Suddenly it came to me that there was one person I had never taken in. I had last seen her at least ten years ago. We had parted in anger. I had called her a slovenly bitch, she had called me a fraud. She might be dead, for she had had a tendency to become fat and was a heavy smoker, but I felt a desire, a passionate need, to go and find out.
Her name was Chrissie Carruthers. She lived in Gantock, 15 miles along the Firth. I could hardly call her my ex-mistress for I had never spent any money on her and had been to bed with her once only. It hadn’t been a success. She had laughed and quoted Plato, and her feet hadn’t been clean. A common interest in literature and politics had brought us together. We were both members of the ILP. In spite of painful feet, she had gone on marches against the Bomb and other abominations of our time, while I had stayed away, using the argument that such demonstrations were never effectual, but really, as Chrissie had pointed out, because I thought them vulgar, with their silly banners and idealistic optimism. If she was alive, was she still politically active? Did she still have the portrait of Rosa Luxemburg on her mantelpiece?
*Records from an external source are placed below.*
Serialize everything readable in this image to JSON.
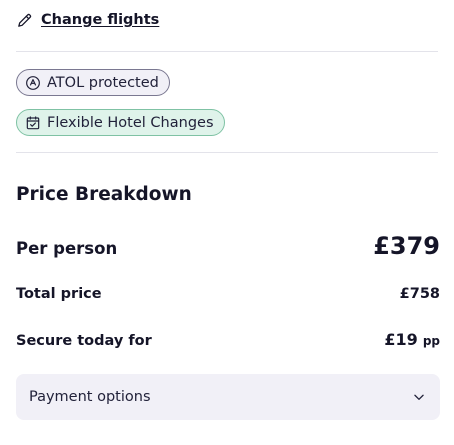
{
  "change_flights": {
    "label": "Change flights",
    "icon": "pencil-icon"
  },
  "badges": {
    "atol": {
      "label": "ATOL protected",
      "icon": "atol-icon"
    },
    "flexible": {
      "label": "Flexible Hotel Changes",
      "icon": "calendar-check-icon"
    }
  },
  "price_breakdown": {
    "title": "Price Breakdown",
    "per_person": {
      "label": "Per person",
      "value": "£379"
    },
    "total": {
      "label": "Total price",
      "value": "£758"
    },
    "secure": {
      "label": "Secure today for",
      "value": "£19",
      "suffix": "pp"
    }
  },
  "payment_options": {
    "label": "Payment options",
    "icon": "chevron-down-icon"
  },
  "colors": {
    "text": "#151528",
    "atol_bg": "#f1f0f7",
    "flexible_bg": "#dff3ea",
    "flexible_border": "#7fc2a4",
    "panel_bg": "#f1f0f7",
    "divider": "#e3e3ea"
  }
}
I would go and find out. I might look in on Hector too.
It was dark as I drove alongside the Firth. The amber lights of Dunoon twinkled across the water and, every five seconds, there was a flash from the Toward Lighthouse. If any of my Lunderston acquaintances recognised my Mercedes, they would think I had come out for a drive, being unable to settle in the empty house. If they had ever heard of Chrissie, it would have been as Miss Carruthers, eccentric teacher of English in Gantock High School.
The west end of Gantock is a district of wide tree-lined avenues and big stone villas built in Victorian times, when there were no motor cars. Most, therefore, had no garages, so that cars had to be left out in the street. I parked mine, not in Chrissie’s avenue, but in the one next to it. There was no need to be apprehensive about leaving it unattended. Police cars frequently patrolled that area of high ratepayers.
As I walked to Chrissie’s, I met no one. I saw a cat. Perhaps it was one of Hector’s on the prowl. He lived close by.
Most of the villas being too big for single families to maintain, they had been divided into flats. Chrissie’s was on the ground floor. Furtive as Troilus sneaking past the Greek sentries, I went through the gate and up the short flight of steps. Careless as ever, Chrissie had left the outer door open. The inner door of frosted glass showed a light in the hall. I rang the bell.
She still lived there. On a small brass plate was the name C. Carruthers.